No inicio do conflito, os chamados 'Estados Fronteiriços', Maryland, Kentucky e Missouri, mais ou menos situados entre os dois blocos e com posições de interesse estratégico para ambas as partes, estiveram mais tentados a manter uma posição neutra, atitude nada satisfatória para os beligerantes.


Os Estados fronteiriços às partes em conflito, assinalados a cinzento

Neste contexto, o Missouri tinha um alto valor estratégico: não só pela sua riqueza humana, mineral e agrícola, como também por ser o cruzamento de dois importantes caminhos: as ligações Califórnia/Oregon (norte/Sul) e as rotas para Santa Fé e as da Pony Express (Este /Oeste), tendo ainda em linha de conta a ligação entre os rios Missouri e Mississipi, pela embocadura do rio Ohio. E com as ambições centradas no Estado, os simpatizantes locais de ambos os lados, cedo pressionaram a situação, até se entrar num conflito aberto.
Os campos de Wilson Creek, cerca de 20 quilómetros a sul de Springfields, junto à casa do fazendeiro John Ray, foram palco de uma das principais batalhas, depois conhecida pelo nome deste local.Wilson Creek (Ribeira de Wilson)

Os combates ocorreram a 10 de Agosto de 1861. Foi a maior batalha deste período a Oeste do Mississipi, envolvendo 6.000 soldados da União e 12.000 confederados, inclusive a Mussouri State Guard, uma força de milicianos inicialmente criada para defender o Estado de agressões quer do Norte, quer do Sul e que, posteriormente, se viria juntar aos Confederados. Crê-se que com os mais de 2500 mortos, foi o episódio bélico que, até então, vitimou mais cidadãos norte-americanos, desde a declaração da Independência, em 1776.
Os campos de Wilson Creek estão hoje preservados num parque que, com o respectivo museu, relembra os vários aspectos, mais ou menos dramáticos deste conflito fraticida. Nas salas de exposição, além de um vídeo que reconstituí a batalha e analisa os factos, são mostradas as estratégias dos generais, uniformes, armas.

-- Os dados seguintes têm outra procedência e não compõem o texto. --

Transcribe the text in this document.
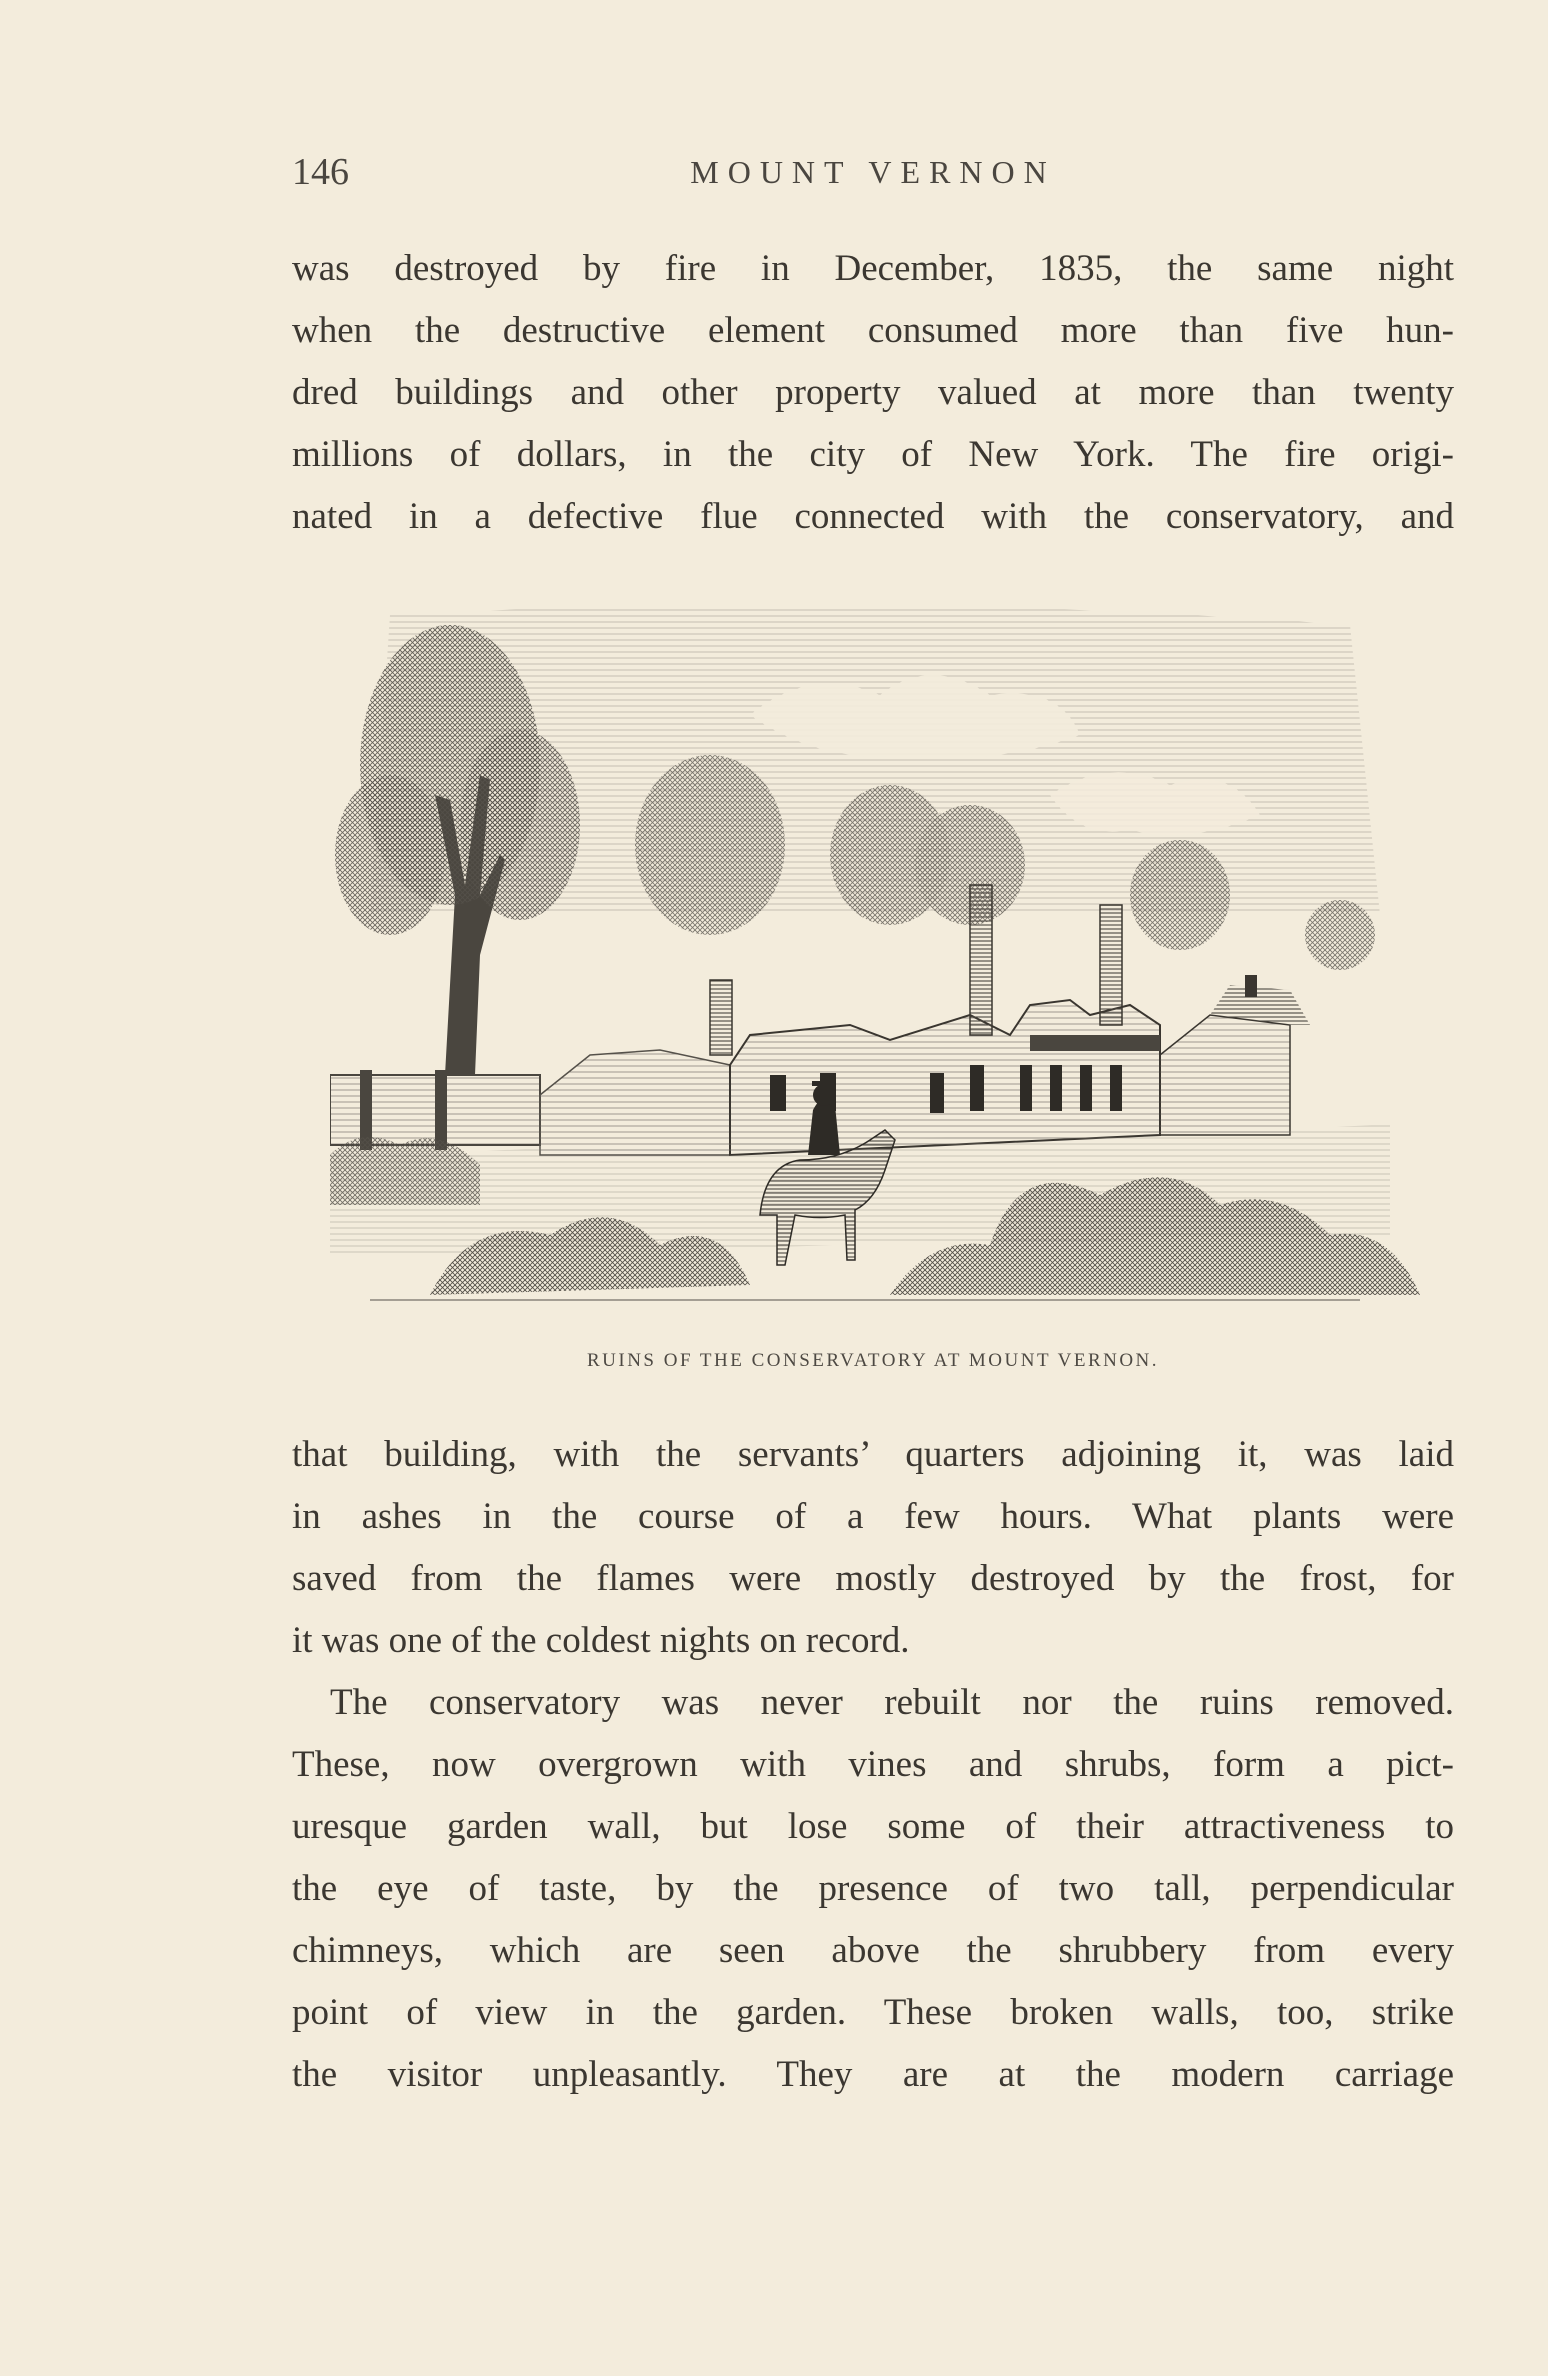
146	MOUNT VERNON
was destroyed by fire in December, 1835, the same night
when the destructive element consumed more than five hun-
dred buildings and other property valued at more than twenty
millions of dollars, in the city of New York. The fire origi-
nated in a defective flue connected with the conservatory, and
RUINS OF THE CONSERVATORY AT MOUNT VERNON.
that building, with the servants’ quarters adjoining it, was laid
in ashes in the course of a few hours. What plants were
saved from the flames were mostly destroyed by the frost, for
it was one of the coldest nights on record.
The conservatory was never rebuilt nor the ruins removed.
These, now overgrown with vines and shrubs, form a pict-
uresque garden wall, but lose some of their attractiveness to
the eye of taste, by the presence of two tall, perpendicular
chimneys, which are seen above the shrubbery from every
point of view in the garden. These broken walls, too, strike
the visitor unpleasantly. They are at the modern carriage
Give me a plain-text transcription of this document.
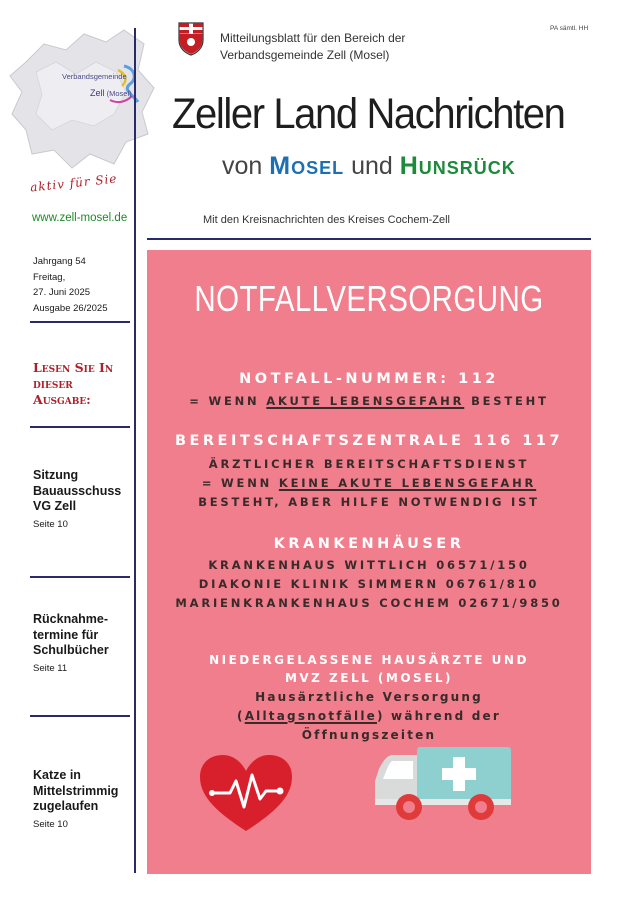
Verbandsgemeinde
Zell (Mosel)
aktiv für Sie
www.zell-mosel.de
Mitteilungsblatt für den Bereich der
Verbandsgemeinde Zell (Mosel)
PA sämtl. HH
Zeller Land Nachrichten
von Mosel und Hunsrück
Mit den Kreisnachrichten des Kreises Cochem-Zell
Jahrgang 54
Freitag,
27. Juni 2025
Ausgabe 26/2025
Lesen Sie In
dieser
Ausgabe:
Sitzung
Bauausschuss
VG Zell
Seite 10
Rücknahme-
termine für
Schulbücher
Seite 11
Katze in
Mittelstrimmig
zugelaufen
Seite 10
NOTFALLVERSORGUNG
NOTFALL-NUMMER: 112
= WENN AKUTE LEBENSGEFAHR BESTEHT
BEREITSCHAFTSZENTRALE 116 117
ÄRZTLICHER BEREITSCHAFTSDIENST
= WENN KEINE AKUTE LEBENSGEFAHR
BESTEHT, ABER HILFE NOTWENDIG IST
KRANKENHÄUSER
KRANKENHAUS WITTLICH 06571/150
DIAKONIE KLINIK SIMMERN 06761/810
MARIENKRANKENHAUS COCHEM 02671/9850
NIEDERGELASSENE HAUSÄRZTE UND
MVZ ZELL (MOSEL)
Hausärztliche Versorgung
(Alltagsnotfälle) während der
Öffnungszeiten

Hoje, ao passear por estes campos calmos, no final de Outono, quase que nos custa a acreditar que ali um dia troaram os canhões, a vomitar fogo e morte e que milhares de homens encontraram o fim da sua vida...



A várias de dezenas de quilómetros de Wilson Creek, já no Estado do Arkansas situa-se Peas Ridge, a outra pagina sangrenta desta história da Guerra Civil Americana.
Peas Ridge, Arkansas


Com as batalhas travadas neste local entre 7 e 8 de Março de 1862, a União conseguiu assegurar definitivamente o Missouri para o seu lado. Nestes dois dias combateram 10.250 soldados da União, metade dos quais formando o contnigente de emigrantes alemães de St. Louis, contra 16.000 militares confederados, entre os quais se contavam 800 soldados índios cherokees.
Trincheiras em madeira, onde os soldados aguardavam os ataques



No total, 3.384 baixas, entre mortos e feridos, para ambos os lados.
Hoje, 147 anos depois, Gary Smith olha os campos de batalha onde o seus tetra-avôs e um irmão, integrados na Missouri State Guard, perderam a vida...
Terá valido a pena?




domingo, 15 de novembro de 2009

Voluntários para uma casa

Sábado, 14 de Novembro 2009

Na manhã fria de meados de Novembro, os carros vão chegando ao bairro modesto na periferia de Jenks, pequena comunidade nos arredores de Tulsa, Oklahoma, e param frente a uma casa em construção, frente à qual está uma mesa, onde os mais adiantados já deixaram alguma comida e cafeteiras de café quente. É uma manhã de sábado, mas estas pessoas, grande parte reformados, mas também bastantes jovens, a ficarem na cama ou irem para o centro comercial, preferem dar o seu contributo voluntário para a construção de casas para os mais desfavorecidos. Neste caso para uma jovem mãe, Chianti, de 30 anos, e os seus dois filhos pequenas, de cinco e sete anos.
. Ed organiza o trabalho dos voluntários

"Estes são os verdadeiros americanos, a América verdadeira que não aparece nem nos filmes nem nos noticiários", diz-me, com um sorriso franco e saudável, Lois, uma voluntária que já passou a meia-idade.
O pessoal junta-se frente à mesa, onde Ed, o encarregado da obra, destina trabalhos, explica como se faz, organiza as tarefas.
"Este é um projecto inserido no programa 'Houses for Humanity', lançado por Jimmy Carter e apoiado por diversos grupos, entre os quais as igrejas, como esta de Jenks", explica-me Gary, que, também voluntário, arrastou-me para esta aventura de solidariedade.



Gary coloca o chão


Com efeito, esta comunidade evangélica, no âmbito de apoiar uma outra igreja mais pobre, comosta sobretudo por gente que provem de lares desfeitos e por antigos prisioneiros, lançou-se na construção da casa para Chianti, um dos membros da congregação. Primeiro, com a angariação de fundos para os materiais, depois com a mobilização de voluntários para a construção.
Nesta manhã, somos quase três dezenas de voluntários: uns, no exterior, a alisar a terra e a colocar o tapete de relva, outros, dentro de casa, a colocar as placas de revestimento do chão. Chianti e a sua mãe, Brenda, de 52, também ajudam activamente nas tarefas. A responsabilização através do trabalho fará com que a casa seja mais estimada.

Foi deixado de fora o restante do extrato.